7. Pride: No one judges a man more than himself. On average, we hold a pretty high view of ourselves. However, if we make a mistake, we picture your brain imagining a lesser version of ourselves, when we know, in our hearts, that the real version of us is much better. This is demonstrated through overt frustration, as we picture what you picture.
8. Crude nature: Men are very comfortable in their own skin. We know our flaws, and are not terribly protective of them. We burp, make gross jokes, fart and brag while doing it. It amuses men to get a reaction while being crude. We are usually smiling while being uncouth.
9. Braggadocio: We know we’re awesome, even if it is clear that we are not. You will never be able to tell us that we are not the biggest studs, because if you saw our daydreams, you would know otherwise. There has never been anyone as cool as us. Sorry if you don’t see it.
10. Rationality (or lack thereof): We daydream.

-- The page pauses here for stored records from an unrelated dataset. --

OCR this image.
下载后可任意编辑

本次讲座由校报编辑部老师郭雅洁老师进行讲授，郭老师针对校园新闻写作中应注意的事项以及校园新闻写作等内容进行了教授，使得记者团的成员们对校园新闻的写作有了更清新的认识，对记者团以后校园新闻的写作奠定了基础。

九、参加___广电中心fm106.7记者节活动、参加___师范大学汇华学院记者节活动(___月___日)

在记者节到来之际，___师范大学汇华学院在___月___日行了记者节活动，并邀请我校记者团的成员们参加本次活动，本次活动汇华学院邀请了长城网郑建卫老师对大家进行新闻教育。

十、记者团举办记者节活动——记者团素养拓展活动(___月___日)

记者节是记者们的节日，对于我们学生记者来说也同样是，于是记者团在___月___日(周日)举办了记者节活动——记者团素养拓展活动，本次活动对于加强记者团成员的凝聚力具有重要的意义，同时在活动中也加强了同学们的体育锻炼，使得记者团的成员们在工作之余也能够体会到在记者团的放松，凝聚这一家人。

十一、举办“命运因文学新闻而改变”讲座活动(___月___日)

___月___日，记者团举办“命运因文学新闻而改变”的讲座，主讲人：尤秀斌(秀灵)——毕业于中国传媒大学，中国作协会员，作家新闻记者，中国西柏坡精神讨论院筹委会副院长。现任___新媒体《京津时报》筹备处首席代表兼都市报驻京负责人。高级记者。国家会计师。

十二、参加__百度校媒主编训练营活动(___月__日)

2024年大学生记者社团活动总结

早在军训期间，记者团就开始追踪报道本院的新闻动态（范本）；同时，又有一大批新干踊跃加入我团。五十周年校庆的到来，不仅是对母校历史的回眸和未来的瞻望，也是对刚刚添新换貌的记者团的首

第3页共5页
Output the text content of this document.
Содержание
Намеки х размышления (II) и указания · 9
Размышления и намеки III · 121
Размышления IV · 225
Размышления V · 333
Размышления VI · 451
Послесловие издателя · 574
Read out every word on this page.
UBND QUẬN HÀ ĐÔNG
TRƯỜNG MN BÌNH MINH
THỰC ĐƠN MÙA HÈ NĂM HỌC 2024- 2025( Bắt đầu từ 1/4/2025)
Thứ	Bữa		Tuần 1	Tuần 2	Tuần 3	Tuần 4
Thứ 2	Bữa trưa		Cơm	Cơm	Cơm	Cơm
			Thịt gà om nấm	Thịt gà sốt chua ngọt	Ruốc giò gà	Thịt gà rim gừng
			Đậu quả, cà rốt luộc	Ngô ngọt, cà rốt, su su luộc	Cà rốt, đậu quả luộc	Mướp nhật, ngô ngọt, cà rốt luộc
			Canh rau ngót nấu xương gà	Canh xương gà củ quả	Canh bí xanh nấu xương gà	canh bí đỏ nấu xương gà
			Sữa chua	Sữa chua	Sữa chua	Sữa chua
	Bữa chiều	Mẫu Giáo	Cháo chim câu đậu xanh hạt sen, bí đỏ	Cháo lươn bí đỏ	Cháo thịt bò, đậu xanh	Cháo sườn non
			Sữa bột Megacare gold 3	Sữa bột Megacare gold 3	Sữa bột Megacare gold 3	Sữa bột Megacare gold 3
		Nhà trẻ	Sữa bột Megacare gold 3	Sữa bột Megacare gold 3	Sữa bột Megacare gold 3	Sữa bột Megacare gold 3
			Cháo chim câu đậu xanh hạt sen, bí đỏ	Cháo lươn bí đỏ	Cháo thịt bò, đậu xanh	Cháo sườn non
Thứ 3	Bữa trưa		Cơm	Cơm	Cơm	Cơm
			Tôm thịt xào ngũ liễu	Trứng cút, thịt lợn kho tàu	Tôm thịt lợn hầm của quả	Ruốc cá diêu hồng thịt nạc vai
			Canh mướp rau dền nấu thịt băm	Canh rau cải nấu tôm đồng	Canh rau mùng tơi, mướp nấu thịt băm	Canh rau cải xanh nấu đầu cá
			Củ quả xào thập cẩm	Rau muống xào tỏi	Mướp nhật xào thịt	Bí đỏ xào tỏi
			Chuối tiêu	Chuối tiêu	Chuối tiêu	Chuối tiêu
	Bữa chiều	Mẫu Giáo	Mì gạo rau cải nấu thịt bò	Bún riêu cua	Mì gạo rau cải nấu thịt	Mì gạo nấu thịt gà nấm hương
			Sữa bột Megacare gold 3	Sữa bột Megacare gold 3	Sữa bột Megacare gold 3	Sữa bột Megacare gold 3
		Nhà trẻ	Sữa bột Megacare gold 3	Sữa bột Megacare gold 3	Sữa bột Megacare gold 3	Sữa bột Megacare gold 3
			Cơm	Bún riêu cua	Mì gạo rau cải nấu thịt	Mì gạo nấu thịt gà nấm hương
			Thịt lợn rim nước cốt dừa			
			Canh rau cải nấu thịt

We know that almost all of our daydreams are possible. We may have outlandish ideas, but until we try them, it is discouraging to put them down. Where are your big ideas? Man will forever daydream, and this leads to some really bad impulse decisions. Please forgive us.
11. Always being right: Man thrives on self-esteem. Much of our self-esteem is related to our intelligence, or at the very least being right in our favorite subjects. Nothing takes swifter chips off our block than by being wrong about something. If our being wrong is exposed, how that whittles down our self-esteem! So, in an order to save our self-esteem the damage, we argue until blue in the face so that our self-esteem doesn’t learn that we were horribly wrong – however twisted this may be.